Der Bundestag berät, E-Scooter-Verleiher zukünftig stärker bei Unfällen in Haftung zu nehmen. Die Fraktionsvorsitzenden Dr. Lisa Nowak und Matthis Arndt der Grüne-Volt Fraktion in Hamm erklären dazu:
E-Scooter: Initiative des Bundes ist richtig – Hamm sollte feste Abstellflächen angehen

Die geplanten neuen Regeln für E-Scooter sind ein wichtiger Schritt, um mehr Ordnung und Sicherheit in den Straßenverkehr zu bringen. Dass künftig auch Verleiher stärker in die Verantwortung genommen werden sollen, begrüßen wir ausdrücklich. Wer mit Leih-E-Scootern Geld verdient, muss auch die Haftung dafür übernehmen, wenn falsch abgestellte Roller zur Gefahr werden.

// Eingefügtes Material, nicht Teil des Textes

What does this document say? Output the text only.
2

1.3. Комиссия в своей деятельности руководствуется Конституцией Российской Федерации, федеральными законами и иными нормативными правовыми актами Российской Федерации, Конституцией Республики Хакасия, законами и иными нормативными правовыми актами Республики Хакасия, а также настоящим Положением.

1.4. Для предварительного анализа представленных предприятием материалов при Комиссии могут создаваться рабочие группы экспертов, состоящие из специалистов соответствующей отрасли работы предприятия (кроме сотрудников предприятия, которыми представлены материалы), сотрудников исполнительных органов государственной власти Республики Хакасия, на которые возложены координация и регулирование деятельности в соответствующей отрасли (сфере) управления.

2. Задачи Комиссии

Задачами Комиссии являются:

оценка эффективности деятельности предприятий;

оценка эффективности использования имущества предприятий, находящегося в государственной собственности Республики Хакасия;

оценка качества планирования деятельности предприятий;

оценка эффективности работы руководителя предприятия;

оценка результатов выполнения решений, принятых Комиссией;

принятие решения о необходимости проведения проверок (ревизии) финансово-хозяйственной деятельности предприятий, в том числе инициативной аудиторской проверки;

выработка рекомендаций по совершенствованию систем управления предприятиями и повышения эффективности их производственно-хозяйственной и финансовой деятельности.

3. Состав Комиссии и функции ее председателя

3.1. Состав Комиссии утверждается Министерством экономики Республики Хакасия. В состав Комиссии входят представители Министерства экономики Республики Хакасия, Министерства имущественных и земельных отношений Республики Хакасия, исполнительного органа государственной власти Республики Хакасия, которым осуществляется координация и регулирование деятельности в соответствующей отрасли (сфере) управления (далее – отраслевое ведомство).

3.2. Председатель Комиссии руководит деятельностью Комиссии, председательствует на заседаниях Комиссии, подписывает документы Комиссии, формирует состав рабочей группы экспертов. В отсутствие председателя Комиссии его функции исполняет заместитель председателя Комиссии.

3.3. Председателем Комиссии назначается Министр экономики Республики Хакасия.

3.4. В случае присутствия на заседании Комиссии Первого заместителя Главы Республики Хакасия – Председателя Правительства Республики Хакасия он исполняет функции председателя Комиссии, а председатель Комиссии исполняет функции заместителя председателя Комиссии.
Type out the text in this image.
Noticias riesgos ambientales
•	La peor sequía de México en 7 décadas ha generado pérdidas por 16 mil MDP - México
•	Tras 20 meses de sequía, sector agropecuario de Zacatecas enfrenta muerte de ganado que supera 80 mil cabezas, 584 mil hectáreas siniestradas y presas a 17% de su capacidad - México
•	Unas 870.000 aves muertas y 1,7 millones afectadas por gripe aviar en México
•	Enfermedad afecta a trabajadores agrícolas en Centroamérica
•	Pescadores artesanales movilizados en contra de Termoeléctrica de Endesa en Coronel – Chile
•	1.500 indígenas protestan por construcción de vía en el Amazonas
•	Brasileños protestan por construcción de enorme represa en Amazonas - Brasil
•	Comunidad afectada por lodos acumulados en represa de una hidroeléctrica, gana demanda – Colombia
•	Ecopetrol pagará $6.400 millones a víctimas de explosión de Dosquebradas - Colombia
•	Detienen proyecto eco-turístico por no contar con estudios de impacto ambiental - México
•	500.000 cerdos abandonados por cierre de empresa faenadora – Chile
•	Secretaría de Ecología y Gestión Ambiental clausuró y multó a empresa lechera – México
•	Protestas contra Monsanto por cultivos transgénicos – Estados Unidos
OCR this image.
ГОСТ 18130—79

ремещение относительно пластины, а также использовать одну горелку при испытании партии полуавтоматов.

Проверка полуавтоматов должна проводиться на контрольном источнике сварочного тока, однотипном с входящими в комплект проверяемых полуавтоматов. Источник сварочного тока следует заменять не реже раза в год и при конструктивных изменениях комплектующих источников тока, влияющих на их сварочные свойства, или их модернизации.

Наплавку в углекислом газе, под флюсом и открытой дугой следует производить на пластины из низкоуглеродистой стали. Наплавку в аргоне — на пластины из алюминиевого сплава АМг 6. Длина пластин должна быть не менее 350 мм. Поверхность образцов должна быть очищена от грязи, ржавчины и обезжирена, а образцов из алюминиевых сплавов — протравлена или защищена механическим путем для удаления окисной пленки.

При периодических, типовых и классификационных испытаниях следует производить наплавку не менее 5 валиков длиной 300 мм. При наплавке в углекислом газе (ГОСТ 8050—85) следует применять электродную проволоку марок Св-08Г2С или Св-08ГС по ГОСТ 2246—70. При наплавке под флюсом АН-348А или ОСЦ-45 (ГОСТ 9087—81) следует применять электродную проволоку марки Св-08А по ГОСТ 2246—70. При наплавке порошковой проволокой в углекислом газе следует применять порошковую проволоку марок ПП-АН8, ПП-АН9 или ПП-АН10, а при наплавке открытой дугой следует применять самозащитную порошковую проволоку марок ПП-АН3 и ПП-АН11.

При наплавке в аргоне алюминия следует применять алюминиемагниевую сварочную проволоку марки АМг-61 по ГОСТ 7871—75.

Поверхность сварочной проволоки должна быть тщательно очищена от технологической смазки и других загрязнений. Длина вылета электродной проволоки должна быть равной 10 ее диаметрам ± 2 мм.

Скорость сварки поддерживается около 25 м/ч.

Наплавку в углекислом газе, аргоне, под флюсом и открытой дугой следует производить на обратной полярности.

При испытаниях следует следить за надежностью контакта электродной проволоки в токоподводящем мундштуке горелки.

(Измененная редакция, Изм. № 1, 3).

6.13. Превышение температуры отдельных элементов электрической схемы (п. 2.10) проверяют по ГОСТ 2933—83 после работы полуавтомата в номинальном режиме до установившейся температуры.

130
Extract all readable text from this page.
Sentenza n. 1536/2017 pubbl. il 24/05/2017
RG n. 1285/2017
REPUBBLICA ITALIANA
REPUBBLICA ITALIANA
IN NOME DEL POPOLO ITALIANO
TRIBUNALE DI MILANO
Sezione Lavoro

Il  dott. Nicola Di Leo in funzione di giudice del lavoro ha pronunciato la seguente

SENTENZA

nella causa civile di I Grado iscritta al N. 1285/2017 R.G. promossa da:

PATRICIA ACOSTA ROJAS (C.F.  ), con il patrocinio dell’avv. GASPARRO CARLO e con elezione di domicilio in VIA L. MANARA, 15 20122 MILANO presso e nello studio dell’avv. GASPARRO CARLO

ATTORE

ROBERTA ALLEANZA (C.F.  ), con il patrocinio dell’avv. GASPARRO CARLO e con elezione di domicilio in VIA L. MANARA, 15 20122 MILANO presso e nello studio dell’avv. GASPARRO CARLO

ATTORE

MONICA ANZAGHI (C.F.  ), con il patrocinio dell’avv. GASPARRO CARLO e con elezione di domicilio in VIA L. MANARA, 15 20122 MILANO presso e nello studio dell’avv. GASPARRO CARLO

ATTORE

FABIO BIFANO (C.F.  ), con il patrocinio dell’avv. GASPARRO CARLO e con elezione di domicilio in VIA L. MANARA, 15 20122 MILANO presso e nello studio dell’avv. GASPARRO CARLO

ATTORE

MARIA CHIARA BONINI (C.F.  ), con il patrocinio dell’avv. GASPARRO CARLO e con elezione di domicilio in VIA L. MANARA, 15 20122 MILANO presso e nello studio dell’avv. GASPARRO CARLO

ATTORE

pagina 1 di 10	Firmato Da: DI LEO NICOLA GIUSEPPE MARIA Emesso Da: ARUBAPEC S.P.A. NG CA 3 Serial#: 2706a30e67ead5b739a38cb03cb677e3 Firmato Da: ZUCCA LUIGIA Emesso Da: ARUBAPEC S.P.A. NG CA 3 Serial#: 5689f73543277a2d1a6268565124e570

Gerade in Hamm sehen wir an hochfrequentierten Orten in Bezirken und in der Innenstadt seit längerer Zeit ein deutliches Problem mit unsachgemäß abgestellten E-Scootern. Sie stehen oder liegen häufig auf Gehwegen, an Haltestellen, vor Eingängen oder an viel genutzten Querungen. Damit gefährden sie praktisch alle Verkehrsteilnehmenden – Fußgängerinnen und Fußgänger, Radfahrende, Menschen mit Kinderwagen, ältere Menschen und insbesondere Menschen mit Mobilitätseinschränkungen.
Wir müssen in Hamm konkrete Lösungen schaffen. Genau deshalb haben wir bereits im Kommunalwahlkampf feste Abstellflächen für E-Scooter an solchen Orten gefordert und inzwischen auch im Koalitionsvertrag verankert. Nun kommt es darauf an, sie konsequent umzusetzen. Feste und gut erkennbare Abstellflächen können helfen, Gehwege freizuhalten, Konflikte zu reduzieren und die Anbieter stärker in die Pflicht zu nehmen.
Die Initiative des Bundes gibt Rückenwind. In Hamm sollten wir bald klare Regeln für sichere und geordnete E-Scooter-Abstellplätze schaffen!